Белград
Шрифт:
Какая я, к чёрту, художница. Как есть швея. Ключница. Экономка. Так хотелось ответить Мапе. Этот новый проект с восстановлением храма великомученика Федора Тирона скоро наскучит Антоше – и все хлопоты лягут на нее. И не бросишь ведь. Храм.
– Мамаша приедет, она привыкла к обедне ходить, – не то жалобно, не то заискивающе сказал Антоша: даже мысли от него не скрыть. – Так что, над пианино приколотим?
– Добрый день.
Софочка стояла в дверях.
Про косы-то я забыла сказать, спохватилась Мапа: зачем она уложила их в прическу? Впрочем, так постарше выглядит. Может, и права.
– У вас там открыто было.
Мапу передернуло. Еще бы сказала:
– Теперь мы вас без чая не отпустим, – Антоша, как был, с крестом в руке, заспешил к ней навстречу.
Это хорошо, отметила Мапа, и стол в порядке; только вот в джеме засели две осы.

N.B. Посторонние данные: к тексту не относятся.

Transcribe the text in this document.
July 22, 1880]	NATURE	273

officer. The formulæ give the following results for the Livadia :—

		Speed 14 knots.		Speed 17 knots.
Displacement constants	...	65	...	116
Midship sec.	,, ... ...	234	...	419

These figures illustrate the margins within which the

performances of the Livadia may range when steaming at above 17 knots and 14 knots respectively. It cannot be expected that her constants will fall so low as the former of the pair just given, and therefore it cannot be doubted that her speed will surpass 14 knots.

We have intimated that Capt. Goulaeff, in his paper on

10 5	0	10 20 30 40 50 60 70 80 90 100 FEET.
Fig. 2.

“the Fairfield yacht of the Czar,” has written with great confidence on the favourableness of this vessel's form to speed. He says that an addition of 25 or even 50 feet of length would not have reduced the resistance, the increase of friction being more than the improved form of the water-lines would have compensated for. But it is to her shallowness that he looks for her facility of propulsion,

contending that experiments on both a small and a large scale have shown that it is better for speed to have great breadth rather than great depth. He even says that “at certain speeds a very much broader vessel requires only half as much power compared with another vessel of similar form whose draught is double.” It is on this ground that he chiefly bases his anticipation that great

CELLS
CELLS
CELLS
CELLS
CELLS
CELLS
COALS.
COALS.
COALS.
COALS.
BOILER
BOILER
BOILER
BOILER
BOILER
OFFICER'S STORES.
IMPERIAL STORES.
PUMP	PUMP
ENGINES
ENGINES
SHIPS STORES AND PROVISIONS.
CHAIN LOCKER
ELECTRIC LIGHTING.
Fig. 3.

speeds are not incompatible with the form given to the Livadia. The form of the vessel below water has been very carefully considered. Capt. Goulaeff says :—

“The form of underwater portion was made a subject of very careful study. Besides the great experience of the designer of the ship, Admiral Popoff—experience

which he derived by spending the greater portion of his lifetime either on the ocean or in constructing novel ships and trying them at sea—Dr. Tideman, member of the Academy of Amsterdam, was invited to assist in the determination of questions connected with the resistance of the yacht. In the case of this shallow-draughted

Не то делят что-то, не то вместе обедают.
Антоша жал гостье руку, представлял отцу Василию как «Софью Федоровну», советовался, куда повесить крест. Держа кипарисовое распятье на ладони, Софочка вспыхнула, стала малиновая с лица, отчего волосы высветились, будто свежая стружка. Отец Василий хотел было дать ей благословение, глядел на руки, которые актриса никак не складывала ковшиком. Антоша, наслаждавшийся сценой, вдруг сам ее и закончил, передал крест Мапе: мне в кабинет. Усадил отца Василия за стол напротив себя, а девчонку рядом.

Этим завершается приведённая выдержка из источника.